On clicking the Hang Up button, the following function closes both of the peer connections:

function hangup() {
  pc1.close();
  pc2.close();
  pc1 = null; /* peer1 connection to server closed */
  pc2 = null; /* peer2 connection to server closed */
  btn3.disabled = true; /* disables the Hang Up button */
  btn2.disabled = false; /*enables the Call button */

}

function gotRemoteStream(e){
  vid2.src = webkitURL.createObjectURL(e.stream);
}

function iceCallback1(event){
  if (event.candidate) {
    pc2.addIceCandidate(new RTCIceCandidate(event.candidate));
  }
}

function iceCallback2(event){
  if (event.candidate) {
    pc1.addIceCandidate(new RTCIceCandidate(event.candidate));
  }
}

In the preceding example, JSON/XHR (XMLHttpRequest) is the signaling mechanism. Both the peers, that is, the sender and receiver, are present on the same web page; this is represented by the two video elements shown in the following screenshot. They are currently in the noncommunicating state.

RTCPeerConnection

As soon as the Start button is hit, the user's microphone and camera begin to capture. The first peer is presented with the browser request to use their camera and microphone. After allowing the browser request, the first peer's media is successfully captured from their system and displayed on the screen. This is demonstrated in the following screenshot:

RTCPeerConnection

As soon as the user hits the Call button, the captured media stream is shared in the session with the second peer, who can view it on their own video element. The following screenshot depicts the two peers sharing a video stream:

RTCPeerConnection

The session can be discontinued by clicking on the Hang Up button.

RTCDataChannel

The DataChannel function is used to exchange text messages by creating a bidirectional data channel between two peers. The following is the code to demonstrate the working of RTCDataChannel.

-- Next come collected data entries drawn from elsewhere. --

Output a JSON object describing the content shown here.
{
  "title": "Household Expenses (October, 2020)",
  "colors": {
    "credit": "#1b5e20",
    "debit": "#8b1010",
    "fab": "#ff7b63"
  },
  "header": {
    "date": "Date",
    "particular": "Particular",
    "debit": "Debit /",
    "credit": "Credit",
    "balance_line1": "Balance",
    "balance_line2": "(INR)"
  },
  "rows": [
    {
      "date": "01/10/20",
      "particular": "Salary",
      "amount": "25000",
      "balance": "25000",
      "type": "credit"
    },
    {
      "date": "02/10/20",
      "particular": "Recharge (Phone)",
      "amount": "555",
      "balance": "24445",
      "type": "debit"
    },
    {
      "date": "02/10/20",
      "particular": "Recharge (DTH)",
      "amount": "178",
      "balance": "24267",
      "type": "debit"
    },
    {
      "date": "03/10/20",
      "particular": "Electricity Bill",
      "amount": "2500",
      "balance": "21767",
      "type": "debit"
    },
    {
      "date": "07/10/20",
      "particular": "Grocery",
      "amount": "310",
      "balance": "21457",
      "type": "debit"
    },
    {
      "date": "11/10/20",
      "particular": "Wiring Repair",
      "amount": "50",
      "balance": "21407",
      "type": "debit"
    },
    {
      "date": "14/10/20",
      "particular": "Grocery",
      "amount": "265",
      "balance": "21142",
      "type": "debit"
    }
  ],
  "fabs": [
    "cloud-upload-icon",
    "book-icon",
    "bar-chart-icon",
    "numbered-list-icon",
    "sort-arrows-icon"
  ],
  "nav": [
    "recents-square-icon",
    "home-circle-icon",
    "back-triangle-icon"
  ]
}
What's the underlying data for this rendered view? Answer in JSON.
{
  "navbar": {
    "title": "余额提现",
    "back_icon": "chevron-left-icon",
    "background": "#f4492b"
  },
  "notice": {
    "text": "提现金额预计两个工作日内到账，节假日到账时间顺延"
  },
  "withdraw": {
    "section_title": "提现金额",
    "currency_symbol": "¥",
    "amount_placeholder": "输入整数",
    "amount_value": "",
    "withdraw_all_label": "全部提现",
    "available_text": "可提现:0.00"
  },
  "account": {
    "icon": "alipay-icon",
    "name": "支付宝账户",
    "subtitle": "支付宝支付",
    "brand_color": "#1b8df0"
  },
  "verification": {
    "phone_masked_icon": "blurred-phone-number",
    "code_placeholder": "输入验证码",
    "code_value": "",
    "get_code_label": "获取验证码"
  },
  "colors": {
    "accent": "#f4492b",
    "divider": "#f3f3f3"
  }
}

The following code snippet is the HTML body of the code for the DataChannel function. It consists of a text area for the two peers to view the messages and three buttons to start the session, send the message, and stop receiving messages.

<div id="left">
<br>
<h2>Send data</h2>
<textarea id="dataChannelSend" rows="5" cols="15" disabled="true">
</textarea>
<br>
<button id="startButton" onclick="createConnection()">
  Start</button>
<button id="sendButton" onclick="sendData()">Send Data</button>
<button id="closeButton" onclick="closeDataChannels()">Stop Send Data
</button>
<br>
</div>
<div id="right">
<br>
<h2>Received Data</h2>
<textarea id="dataChannelReceive" rows="5" cols="15" disabled="true">
</textarea><br>
</div>

The style script for the text area is given as follows; to differentiate between the two peers, we place one text area aligned to the right and another to the left:

#left { position: absolute; left: 0; top: 0; width: 50%; }
#right { position: absolute; right: 0; top: 0; width: 50%; }

The JavaScript block that contains the functions to make the session and transmit the data is given as follows:

/*Declaring global parameters for both sides' peerconnection, sender, and receiver channel*/
var pc1, pc2, sendChannel, receiveChannel;

/*Only enable the Start button, keep the send data and stop send data button off*/
startButton.disabled = false;
sendButton.disabled = true;
closeButton.disabled = true;

The following code snippet is the script to create PeerConnection in Google Chrome, that is, webkitRTCPeerConnection that was seen in the previous table. It is noted that a user needs to have Google Chrome Version 25 or higher to test this code. Some old Chrome versions are also required to set the --enable-data-channels flag to the enabled state before using the DataChannel functions.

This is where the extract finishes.